Überhaupt die Schauspieler: die zuckerwattehaarige Frau Pusebach der Nora Buzalka – eine im eigenen Sprechrhythmus zuckende Mischung aus herrischer Geste und selbstverlorener Sehnsucht, das energetische Zentrum des Abends. Oder Jakob Krazes halb funktionärshaft-bürokratischer, halb pubertär schwanzgesteuerter Theophil, dessen Outfit irgendwo zwischen Pfadfinder und Zirkusclown liegt. Oder Inka Löwendorfs koloraturenschleudernde Stella, eine selbstbewusste Frau und Männerdompteuse in diesem Flohzirkus der Eitelkeiten. Vervollständigt wir das Ganze vom Chor der Werktätigen als Sternbilder in fleischfarbenen Kostümen und Hauben, die mit Fahrrad und Taschenlampe die Bühne bevölkern.

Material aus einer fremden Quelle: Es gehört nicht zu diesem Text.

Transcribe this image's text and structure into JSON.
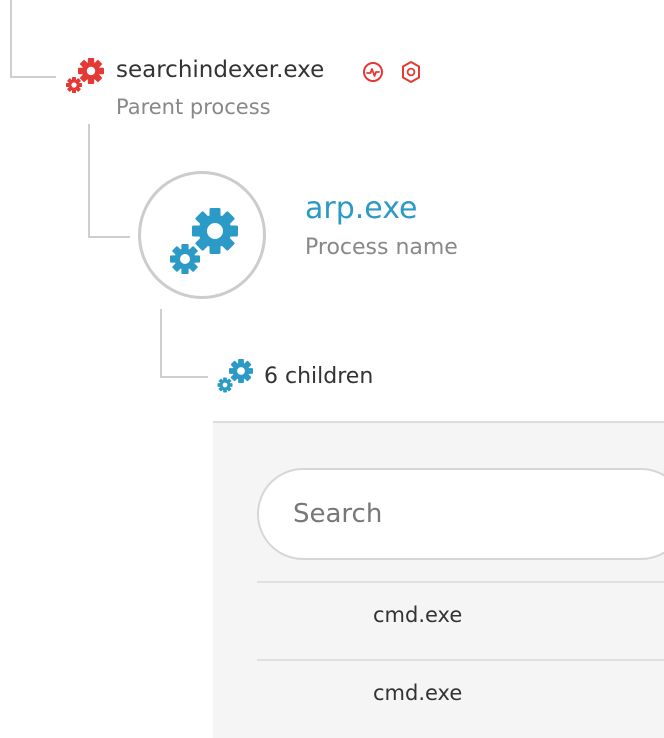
{
  "colors": {
    "parent_accent": "#e53935",
    "process_accent": "#2b9ac6",
    "connector": "#cfcfcf",
    "panel_background": "#f5f5f5"
  },
  "parent": {
    "icon": "gears-icon",
    "name": "searchindexer.exe",
    "caption": "Parent process",
    "badges": [
      "activity-icon",
      "shield-icon"
    ]
  },
  "process": {
    "icon": "gears-icon",
    "name": "arp.exe",
    "caption": "Process name"
  },
  "children": {
    "icon": "gears-icon",
    "label": "6 children",
    "search_placeholder": "Search",
    "items": [
      {
        "name": "cmd.exe"
      },
      {
        "name": "cmd.exe"
      }
    ]
  }
}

Frau Luna ist ein typischer Herbert-Fritsch-Abend geworden, will heißen ungemein unterhaltsam und unter der lustigen Oberfläche nicht ohne verborgene Komplexität: albernd kalauernde Slapstickorgie mit wunderschönen Bildern (die zum Bühnenhimmel auffahrende Frau Luna!), Operetten-Dekonstruktion, die alle gängigen Unterhaltungsmechanismen ebenso offenlegt wie sie selbige genüsslich ausschlachtet, post-Freudsche Vorführung des Sexualtriebs als Ventil und Antriebsfeder bürgerlicher Etikette. Wie so oft funktioniert der Abend, wenn man all dies mitdenkt, entdeckt, reflektiert – oder auch, wenn man einfach nur Spaß hat. Das mag für machen Verfechter theatralen Tiefgangs gegen das Fritschsche Theater sprechen oder man sieht es einfach als Rückkehr des Theaters als in erster Linie Unterhaltungsmedium. Theater darf Spaß machen, es darf unterhalten und amüsieren, es darf die Lacherdichte zu einem Kernkriterium seines Erfolgs machen. Bei Herbert Fritsch tut es das und es funktioniert noch immer ganz prächtig. Schlechtes Gewissen? Keine Spur!